Ordered knapsack problem?

Question

I'm trying to find the name of this problem, and with it a reasonable algorithmic solution.

Setup: There are $n$ items with weights $w_1,\dots,w_n$, and $m<n$ buckets with target weights $a_1,\dots,a_m$, satisfying $\sum_iw_i=\sum_ja_j=1$. The goal is to find an assignment $f:\{1,\dots,n\}\to\{1,\dots,m\}$ of the weights to the buckets such that $f$ is nondecreasing (the weights have to be in the same order as the buckets) and the sum of the weights in each bucket is "close" to the target for that bucket.

The sense of "closeness" is up to the implementation (whatever is easiest to model), but for concreteness let's suppose this is least-squares error; then we can define the error of a given assignment as $\varepsilon(f)=\sum_{i=1}^m(\sum_{j:f(j)=i}w_j-a_i)^2$, and the goal is to find the $f$ that minimizes $\varepsilon(f)$.

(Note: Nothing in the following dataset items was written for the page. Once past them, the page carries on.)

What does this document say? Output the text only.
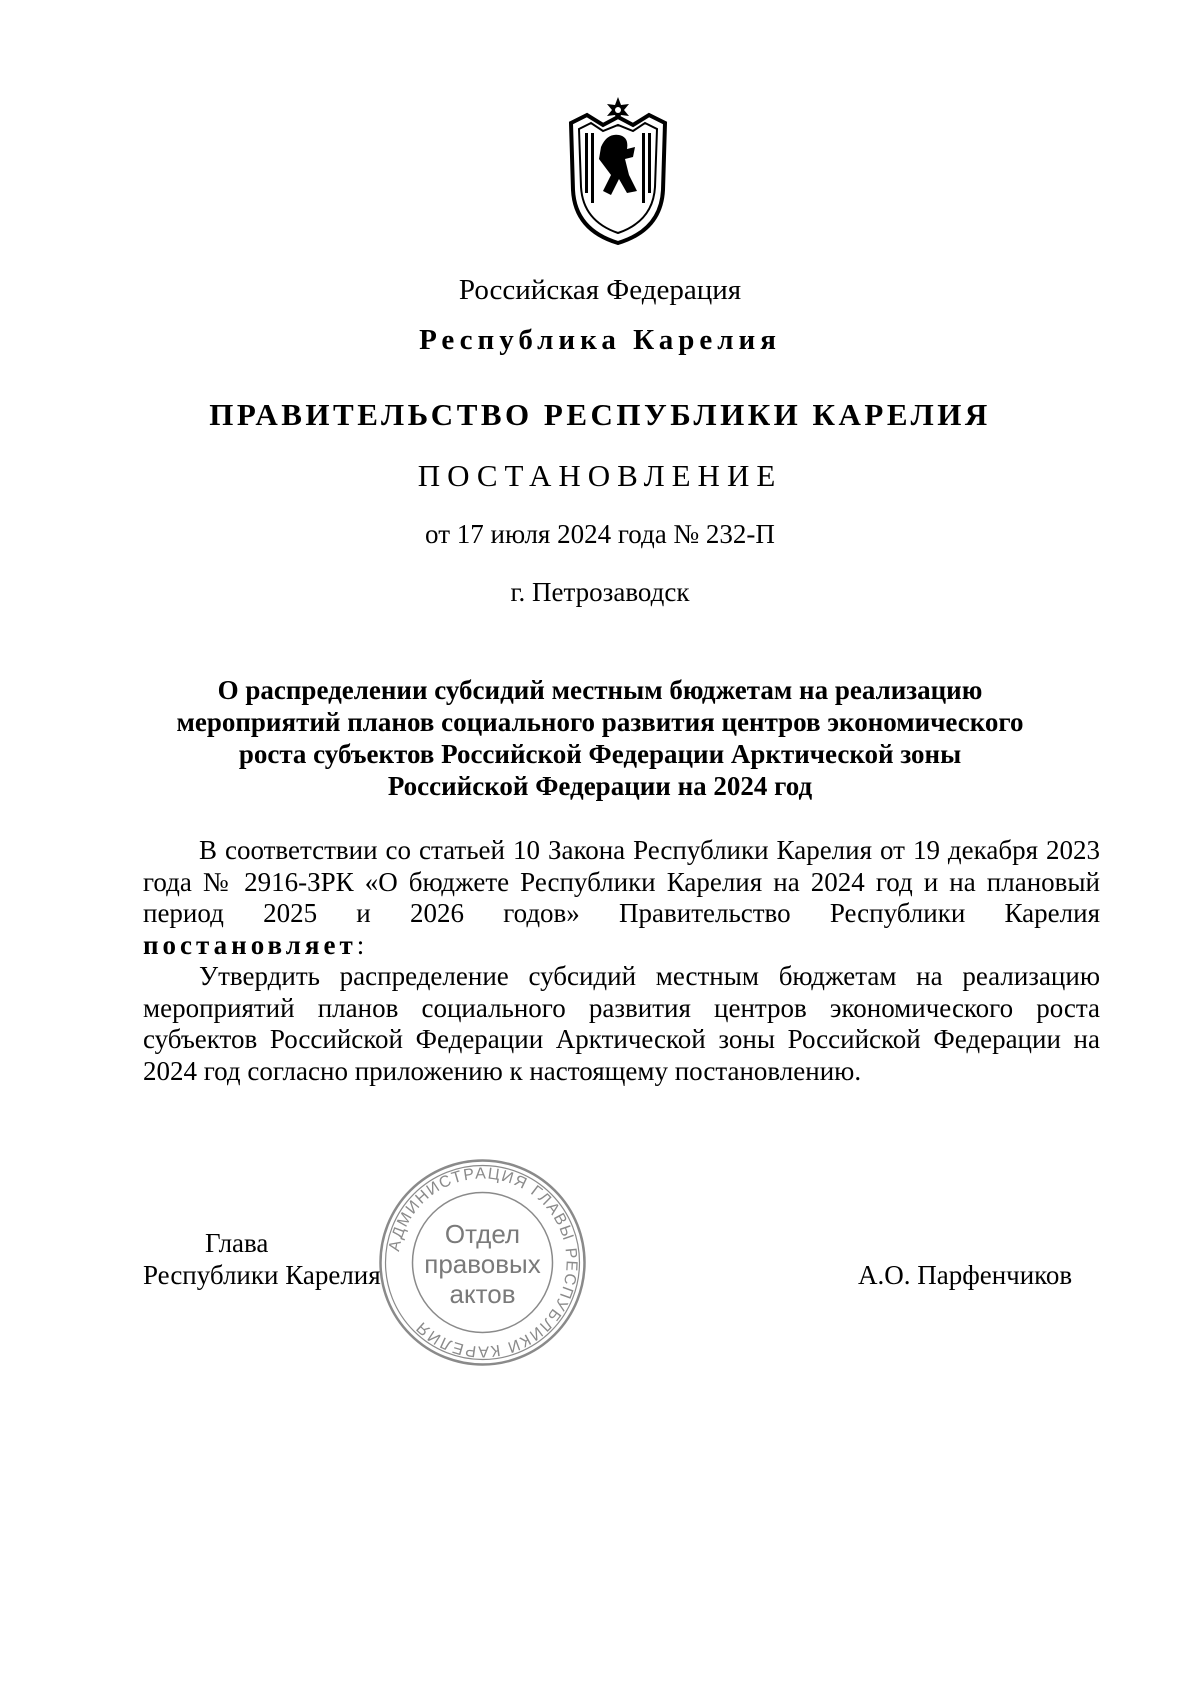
Российская Федерация
Республика Карелия
ПРАВИТЕЛЬСТВО РЕСПУБЛИКИ КАРЕЛИЯ
ПОСТАНОВЛЕНИЕ
от 17 июля 2024 года № 232-П
г. Петрозаводск
О распределении субсидий местным бюджетам на реализацию
мероприятий планов социального развития центров экономического
роста субъектов Российской Федерации Арктической зоны
Российской Федерации на 2024 год

В соответствии со статьей 10 Закона Республики Карелия от 19 декабря 2023 года № 2916-ЗРК «О бюджете Республики Карелия на 2024 год и на плановый период 2025 и 2026 годов» Правительство Республики Карелия постановляет:

Утвердить распределение субсидий местным бюджетам на реализацию мероприятий планов социального развития центров экономического роста субъектов Российской Федерации Арктической зоны Российской Федерации на 2024 год согласно приложению к настоящему постановлению.

Глава
Республики Карелия	А.О. Парфенчиков
АДМИНИСТРАЦИЯ ГЛАВЫ РЕСПУБЛИКИ КАРЕЛИЯ
Отдел
правовых
актов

This problem seems similar to the knapsack problem, but there are some differences in the constraints and I don't know if this is also NP-complete. Does this problem have a name or reduce to a named problem?

Answer 1

The fact that $f$ is non-decreasing makes the problem much easier, solvable in polynomial time.

You have to find a way to split the weights so that weights $1,\ldots,x$ go to bucket $1$, weights $x+1,\ldots,y$ go to bucket $2$, weights $y+1\ldots,z$ go to bucket $3$, and so on.

If you define $D(i,j)$ to be the best way to assign weights $j,\ldots,m$ to buckets $i,\ldots,n$ you can apply dynamic programming.